The seizure, for which details remain sketchy, is related to Venezuelan state-owned PdV's myriad of overdue debts. A Curacao government official told Argus the incident is a private commercial matter.
"This has to do with PdV's commercial arrangements, and reflects the company's financial problems," the official said. "We are not involved in these matters, but we are concerned that this — and other and similar developments — could affect the operations of the Isla refinery that is important to our economy."
The tanker incident coincides with a broader souring of relations between Caracas and the islands of Curacao, Aruba and Bonaire which are controlled by the Netherlands.
On 5 January the Venezuelan government announced a 72-hour closure of air and sea links with the islands, and later said the closure would be indefinite until the islands' authorities tamp down on smuggling of Venezuelan goods, including minerals.
A lasting break in commercial ties would damage the economies of the islands that rely on revenue from PdV's current and planned involvement in oil refining, bunkering and storage.
A Dutch interior ministry spokesman told Argus this morning that a meeting will be held in Aruba tomorrow with officials from the islands and Venezuela to try to diffuse tensions. Currently visiting the region is Raymond Knops, the Dutch minister in charge of relations with the islands.

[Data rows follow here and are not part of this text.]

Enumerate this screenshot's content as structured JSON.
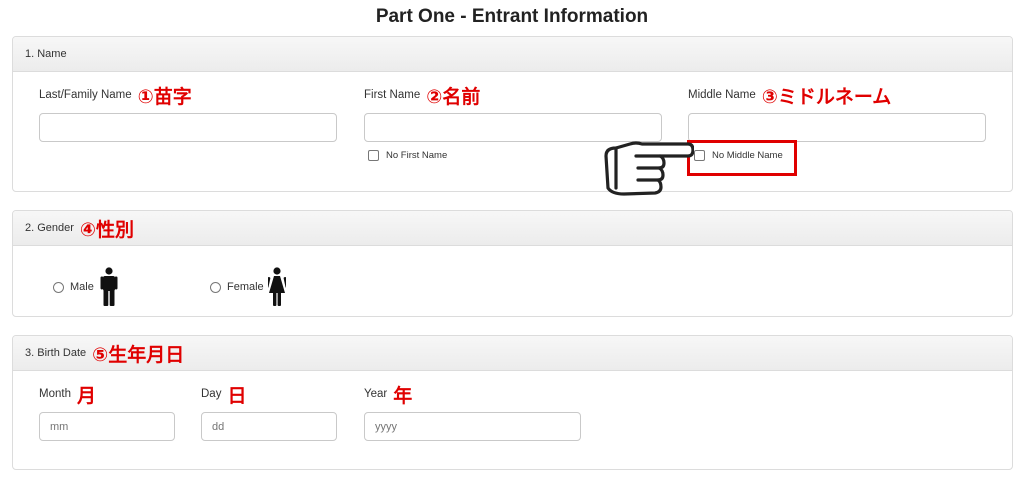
{
  "page": {
    "title": "Part One - Entrant Information"
  },
  "name_section": {
    "title": "1. Name",
    "last": {
      "label": "Last/Family Name",
      "ja": "①苗字",
      "value": ""
    },
    "first": {
      "label": "First Name",
      "ja": "②名前",
      "value": "",
      "no_label": "No First Name"
    },
    "middle": {
      "label": "Middle Name",
      "ja": "③ミドルネーム",
      "value": "",
      "no_label": "No Middle Name"
    }
  },
  "gender_section": {
    "title": "2. Gender",
    "ja": "④性別",
    "male_label": "Male",
    "female_label": "Female"
  },
  "birth_section": {
    "title": "3. Birth Date",
    "ja": "⑤生年月日",
    "month": {
      "label": "Month",
      "ja": "月",
      "placeholder": "mm"
    },
    "day": {
      "label": "Day",
      "ja": "日",
      "placeholder": "dd"
    },
    "year": {
      "label": "Year",
      "ja": "年",
      "placeholder": "yyyy"
    }
  },
  "icons": {
    "pointer": "pointing-hand-icon",
    "male": "male-figure-icon",
    "female": "female-figure-icon"
  },
  "colors": {
    "annotation_red": "#e00000",
    "panel_border": "#dcdcdc"
  }
}
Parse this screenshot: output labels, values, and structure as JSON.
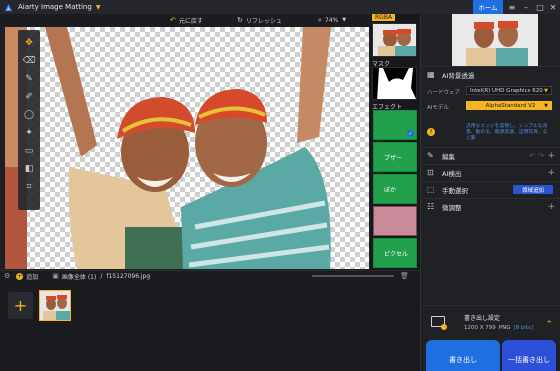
{
  "app": {
    "title": "Aiarty Image Matting",
    "home_label": "ホーム"
  },
  "toolbar": {
    "undo_label": "元に戻す",
    "refresh_label": "リフレッシュ",
    "zoom": "74%"
  },
  "strip": {
    "rgba_label": "RGBA",
    "mask_label": "マスク",
    "effect_label": "エフェクト",
    "effects": [
      {
        "name": ""
      },
      {
        "name": "ブザー"
      },
      {
        "name": "ぼか"
      },
      {
        "name": ""
      },
      {
        "name": ""
      },
      {
        "name": "ピクセル"
      }
    ]
  },
  "panel": {
    "ai_bg_title": "AI背景透過",
    "hardware_label": "ハードウェア",
    "hardware_value": "Intel(R) UHD Graphics 620",
    "model_label": "AIモデル",
    "model_value": "AlphaStandard  V2",
    "model_desc": "汎用なエッジを実現し、シンプルな背景、動の毛、無源高速、証明写真、など最",
    "edit_label": "編集",
    "ai_detect_label": "AI検出",
    "manual_select_label": "手動選択",
    "region_add_label": "領域追加",
    "fine_tune_label": "微調整",
    "export_settings_label": "書き出し設定",
    "export_size": "1200 X 799",
    "export_format": "PNG",
    "export_bits": "[8 bits]",
    "export_button": "書き出し",
    "batch_export_button": "一括書き出し"
  },
  "filebar": {
    "add_label": "追加",
    "all_images_label": "画像全体 (1)",
    "separator": "/",
    "file_name": "f15127096.jpg"
  },
  "colors": {
    "accent": "#f5b520",
    "primary": "#1f6fe0",
    "effect_green": "#23a04c"
  }
}
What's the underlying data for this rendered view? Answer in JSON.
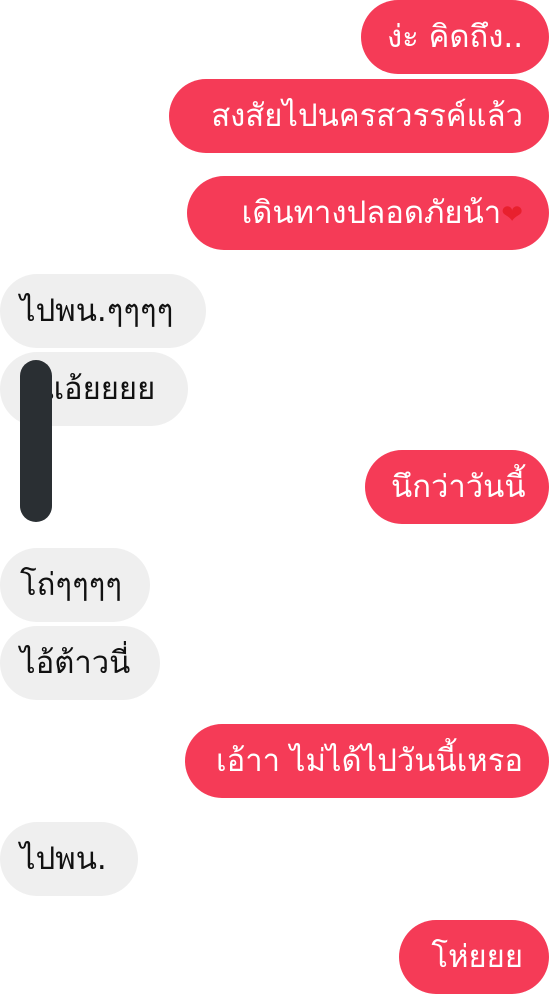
{
  "thread": {
    "outgoing_color": "#f53b57",
    "incoming_color": "#efefef",
    "messages": [
      {
        "side": "out",
        "text": "ง่ะ คิดถึง.."
      },
      {
        "side": "out",
        "text": "สงสัยไปนครสวรรค์แล้ว"
      },
      {
        "side": "out",
        "text": "เดินทางปลอดภัยน้า",
        "emoji": "❤"
      },
      {
        "side": "in",
        "text": "ไปพน.ๆๆๆๆ"
      },
      {
        "side": "in",
        "text": "แอ้ยยยย"
      },
      {
        "side": "out",
        "text": "นึกว่าวันนี้"
      },
      {
        "side": "in",
        "text": "โถ่ๆๆๆๆ"
      },
      {
        "side": "in",
        "text": "ไอ้ต้าวนี่"
      },
      {
        "side": "out",
        "text": "เอ้าา ไม่ได้ไปวันนี้เหรอ"
      },
      {
        "side": "in",
        "text": "ไปพน."
      },
      {
        "side": "out",
        "text": "โห่ยยย"
      }
    ]
  }
}
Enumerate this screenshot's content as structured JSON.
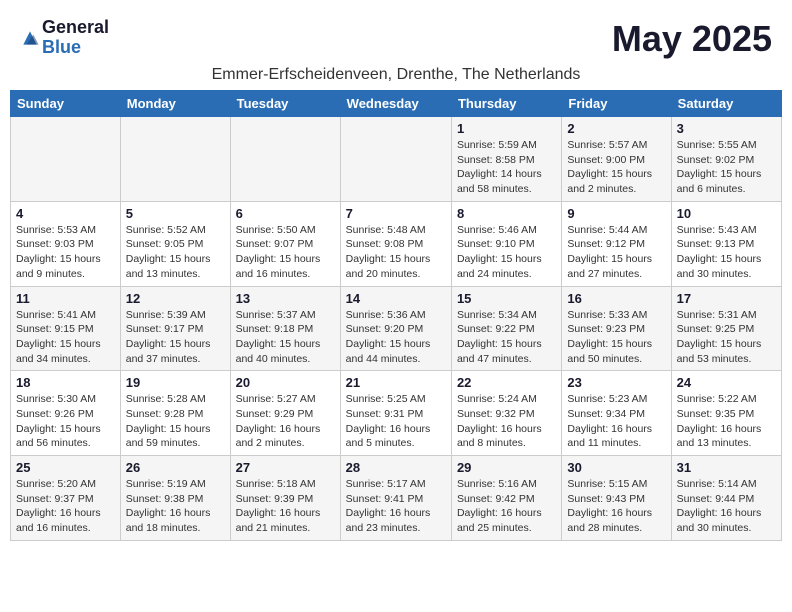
{
  "header": {
    "logo_general": "General",
    "logo_blue": "Blue",
    "month_title": "May 2025",
    "subtitle": "Emmer-Erfscheidenveen, Drenthe, The Netherlands"
  },
  "days_of_week": [
    "Sunday",
    "Monday",
    "Tuesday",
    "Wednesday",
    "Thursday",
    "Friday",
    "Saturday"
  ],
  "weeks": [
    [
      {
        "day": "",
        "info": ""
      },
      {
        "day": "",
        "info": ""
      },
      {
        "day": "",
        "info": ""
      },
      {
        "day": "",
        "info": ""
      },
      {
        "day": "1",
        "info": "Sunrise: 5:59 AM\nSunset: 8:58 PM\nDaylight: 14 hours\nand 58 minutes."
      },
      {
        "day": "2",
        "info": "Sunrise: 5:57 AM\nSunset: 9:00 PM\nDaylight: 15 hours\nand 2 minutes."
      },
      {
        "day": "3",
        "info": "Sunrise: 5:55 AM\nSunset: 9:02 PM\nDaylight: 15 hours\nand 6 minutes."
      }
    ],
    [
      {
        "day": "4",
        "info": "Sunrise: 5:53 AM\nSunset: 9:03 PM\nDaylight: 15 hours\nand 9 minutes."
      },
      {
        "day": "5",
        "info": "Sunrise: 5:52 AM\nSunset: 9:05 PM\nDaylight: 15 hours\nand 13 minutes."
      },
      {
        "day": "6",
        "info": "Sunrise: 5:50 AM\nSunset: 9:07 PM\nDaylight: 15 hours\nand 16 minutes."
      },
      {
        "day": "7",
        "info": "Sunrise: 5:48 AM\nSunset: 9:08 PM\nDaylight: 15 hours\nand 20 minutes."
      },
      {
        "day": "8",
        "info": "Sunrise: 5:46 AM\nSunset: 9:10 PM\nDaylight: 15 hours\nand 24 minutes."
      },
      {
        "day": "9",
        "info": "Sunrise: 5:44 AM\nSunset: 9:12 PM\nDaylight: 15 hours\nand 27 minutes."
      },
      {
        "day": "10",
        "info": "Sunrise: 5:43 AM\nSunset: 9:13 PM\nDaylight: 15 hours\nand 30 minutes."
      }
    ],
    [
      {
        "day": "11",
        "info": "Sunrise: 5:41 AM\nSunset: 9:15 PM\nDaylight: 15 hours\nand 34 minutes."
      },
      {
        "day": "12",
        "info": "Sunrise: 5:39 AM\nSunset: 9:17 PM\nDaylight: 15 hours\nand 37 minutes."
      },
      {
        "day": "13",
        "info": "Sunrise: 5:37 AM\nSunset: 9:18 PM\nDaylight: 15 hours\nand 40 minutes."
      },
      {
        "day": "14",
        "info": "Sunrise: 5:36 AM\nSunset: 9:20 PM\nDaylight: 15 hours\nand 44 minutes."
      },
      {
        "day": "15",
        "info": "Sunrise: 5:34 AM\nSunset: 9:22 PM\nDaylight: 15 hours\nand 47 minutes."
      },
      {
        "day": "16",
        "info": "Sunrise: 5:33 AM\nSunset: 9:23 PM\nDaylight: 15 hours\nand 50 minutes."
      },
      {
        "day": "17",
        "info": "Sunrise: 5:31 AM\nSunset: 9:25 PM\nDaylight: 15 hours\nand 53 minutes."
      }
    ],
    [
      {
        "day": "18",
        "info": "Sunrise: 5:30 AM\nSunset: 9:26 PM\nDaylight: 15 hours\nand 56 minutes."
      },
      {
        "day": "19",
        "info": "Sunrise: 5:28 AM\nSunset: 9:28 PM\nDaylight: 15 hours\nand 59 minutes."
      },
      {
        "day": "20",
        "info": "Sunrise: 5:27 AM\nSunset: 9:29 PM\nDaylight: 16 hours\nand 2 minutes."
      },
      {
        "day": "21",
        "info": "Sunrise: 5:25 AM\nSunset: 9:31 PM\nDaylight: 16 hours\nand 5 minutes."
      },
      {
        "day": "22",
        "info": "Sunrise: 5:24 AM\nSunset: 9:32 PM\nDaylight: 16 hours\nand 8 minutes."
      },
      {
        "day": "23",
        "info": "Sunrise: 5:23 AM\nSunset: 9:34 PM\nDaylight: 16 hours\nand 11 minutes."
      },
      {
        "day": "24",
        "info": "Sunrise: 5:22 AM\nSunset: 9:35 PM\nDaylight: 16 hours\nand 13 minutes."
      }
    ],
    [
      {
        "day": "25",
        "info": "Sunrise: 5:20 AM\nSunset: 9:37 PM\nDaylight: 16 hours\nand 16 minutes."
      },
      {
        "day": "26",
        "info": "Sunrise: 5:19 AM\nSunset: 9:38 PM\nDaylight: 16 hours\nand 18 minutes."
      },
      {
        "day": "27",
        "info": "Sunrise: 5:18 AM\nSunset: 9:39 PM\nDaylight: 16 hours\nand 21 minutes."
      },
      {
        "day": "28",
        "info": "Sunrise: 5:17 AM\nSunset: 9:41 PM\nDaylight: 16 hours\nand 23 minutes."
      },
      {
        "day": "29",
        "info": "Sunrise: 5:16 AM\nSunset: 9:42 PM\nDaylight: 16 hours\nand 25 minutes."
      },
      {
        "day": "30",
        "info": "Sunrise: 5:15 AM\nSunset: 9:43 PM\nDaylight: 16 hours\nand 28 minutes."
      },
      {
        "day": "31",
        "info": "Sunrise: 5:14 AM\nSunset: 9:44 PM\nDaylight: 16 hours\nand 30 minutes."
      }
    ]
  ]
}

PdV manages the 350,000 b/d Isla refinery in Curacao under a lease agreement with the local government that will expire in 2019. PdV uses Isla to process crude into gasoline, naphtha, diesel, jet fuel, asphalt, base oils and lubricants, and to blend its diluted extra-heavy crude with light crude for export.
PdV's US downstream subsidiary Citgo has leased the mothballed 280,000 b/d San Nicolas refinery in Aruba, saying it plans a $700mn upgrade to process Orinoco extra-heavy crude from Venezuela into intermediate grades that will be shipped to Citgo's US-based refineries in Louisiana and Texas for further processing.
On Bonaire, PdV owns the 10mn bl Bopec oil terminal. But the company could be forced to close the facility by next month if it fails to make repairs to bring it into compliance with international safety and environmental standards, the Dutch government said in December.
Aruba lies 29km off Venezuela's coast. Bonaire is 80km away, and Curacao 64km.